Swapping providers is an environment variable change. I used this to compare output quality between models on the same tasks with the same QA gates. The results were interesting but that’s a topic for another post.

The fake provider was essential during development. I could test the entire pipeline (plan execution, gate running, commit logic, retry behavior) without spending API credits.

The meta moment

Around the midpoint of development, I pointed Forge at its own repo and let it implement features with QA gates running after each step. The code that came out was measurably better than what I got from freeform AI coding sessions, because every change had to pass lint + typecheck + test + build before it could be committed.

I’ll be honest: the early parts of Forge were “vibe coded” (AI with minimal oversight). The later parts, built with Forge, are cleaner. The difference is the QA gates forcing the model to produce code that actually passes the test suite, not just code that looks right.

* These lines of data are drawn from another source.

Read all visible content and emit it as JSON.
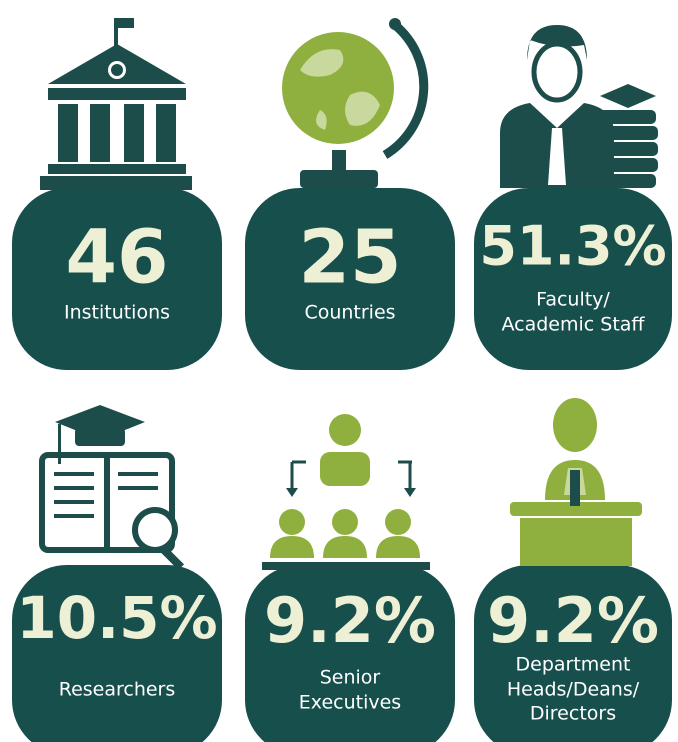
{
  "items": [
    {
      "value": "46",
      "label": [
        "Institutions"
      ]
    },
    {
      "value": "25",
      "label": [
        "Countries"
      ]
    },
    {
      "value": "51.3%",
      "label": [
        "Faculty/",
        "Academic Staff"
      ]
    },
    {
      "value": "10.5%",
      "label": [
        "Researchers"
      ]
    },
    {
      "value": "9.2%",
      "label": [
        "Senior",
        "Executives"
      ]
    },
    {
      "value": "9.2%",
      "label": [
        "Department",
        "Heads/Deans/",
        "Directors"
      ]
    }
  ]
}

It’s not about better prompts

I see a lot of effort going into making AI “more careful” through prompting. “Please be thorough.” “Always run tests.” “Double-check your work.” This is asking the model to be something it structurally isn’t. It’s a next-token predictor. It doesn’t have discipline or habits. It responds to incentives in the conversation, and “skip the tests and move on” is often the locally optimal response.

Deterministic gates aren’t a prompt technique. They’re an architecture decision. The AI physically cannot ship untested code because the pipeline won’t advance without green gates.

Forge isn’t public yet, but the core idea is simple enough: put a script between the AI and the commit. Run it every time. Don’t make it optional.